Anyhow the low over-all and low phosphorus concentrations are strinking. I use hundred times less phosphorus than advised by the illegal sub-culture which puts people up to crops which contain more phosphate than THC!

This sub-culture is nerved by commercial interests. Suckers like Bio Nova even claim a scientifical foundation when all they care for is $$$.

Uli
 
Last edited:
G

Guest

off the top of my head the micros look good, very close to what I am using, I dont quite understand tje low ppm of the macros thou. In Flower I am running 100 ppm N about 80 P but as BV says I puck the K to the limits at 300. I just finished up 2 new rooms, I was doing Sog out of 5 tables or buckets (16 per set) all out of one tank. I had no control over the nutes at differant stages of growth. Now I am set 2 rooms 48 buckets each on 2 tanks. I am finishing up the last of the moved girls and getting ready to start have all the girls in one room be the same age. NOW I can finally start playing with the nute levels, For example, I am going to keep the N closer to veg levels for the first 2 weeks of flower then easse off and boost the k. I run high K but then I dont use additives. I make my own.

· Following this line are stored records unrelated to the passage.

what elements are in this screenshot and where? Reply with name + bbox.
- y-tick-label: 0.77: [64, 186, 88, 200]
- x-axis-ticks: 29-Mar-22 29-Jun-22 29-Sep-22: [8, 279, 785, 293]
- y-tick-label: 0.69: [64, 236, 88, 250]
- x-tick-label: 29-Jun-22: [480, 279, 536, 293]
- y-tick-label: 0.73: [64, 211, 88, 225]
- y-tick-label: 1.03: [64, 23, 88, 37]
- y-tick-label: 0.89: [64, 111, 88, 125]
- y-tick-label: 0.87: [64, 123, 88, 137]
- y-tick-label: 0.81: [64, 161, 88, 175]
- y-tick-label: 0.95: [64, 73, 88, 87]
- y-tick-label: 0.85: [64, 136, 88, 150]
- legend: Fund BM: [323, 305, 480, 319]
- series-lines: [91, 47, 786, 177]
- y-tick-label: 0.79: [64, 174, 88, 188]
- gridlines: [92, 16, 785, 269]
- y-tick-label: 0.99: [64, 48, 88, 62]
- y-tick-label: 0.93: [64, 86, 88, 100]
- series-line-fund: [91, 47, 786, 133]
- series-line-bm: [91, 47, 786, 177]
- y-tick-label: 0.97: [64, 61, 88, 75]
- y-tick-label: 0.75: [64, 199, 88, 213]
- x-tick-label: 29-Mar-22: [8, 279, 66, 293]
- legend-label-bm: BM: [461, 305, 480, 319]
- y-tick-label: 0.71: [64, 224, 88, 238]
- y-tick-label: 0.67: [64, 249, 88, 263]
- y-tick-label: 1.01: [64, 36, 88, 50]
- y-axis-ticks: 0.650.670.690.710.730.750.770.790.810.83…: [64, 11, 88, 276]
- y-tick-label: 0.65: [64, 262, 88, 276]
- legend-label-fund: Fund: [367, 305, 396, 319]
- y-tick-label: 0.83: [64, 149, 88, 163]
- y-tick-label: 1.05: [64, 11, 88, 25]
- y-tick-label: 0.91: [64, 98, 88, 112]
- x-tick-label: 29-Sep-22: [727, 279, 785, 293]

My nute bills started at almost 5 bills a month Futuregarden, then switch to GH droped it to 3 bills a month, However after learning from my Yoda (Sproutco RIP) to make my own I spent 400 bucks 4 months ago and I bet I can go another 3 months before reordering again so Now my nute cost are down to less then 75 bucks a month!!!!!!!

AND

The girls LOVE IT! I noticed a differance the first week! I would NEVER go back to buying water agian. I buy Humic and seaweed in dry form also.

I make my own PH up and DOWN! But at the new place I dont need either! Since switching to my own nutes most of my ph fluctuation went away.

SPring water is the key! The girls love it. Of course this is out in the sticks so I am lucky that way.

Keep on studing thats what its all about. I laugh at these poor souls that are making the Hydro companys rich, But someone has to pay for all that advertising! Just not me! :wave:
 
B

bipotato

Anyone make their own Cal-Mag+? Looks like it might be easy enough.

I'm curious what the difference is between Botanicare's Cal-Mag+ and Technaflora's MagiCal, which I like better. For some reason Botanicare's CM+ seems "gritty" and I feel the need to mix it real well each time, whereas the MagiCal is perfectly clear and more "synthetic-like".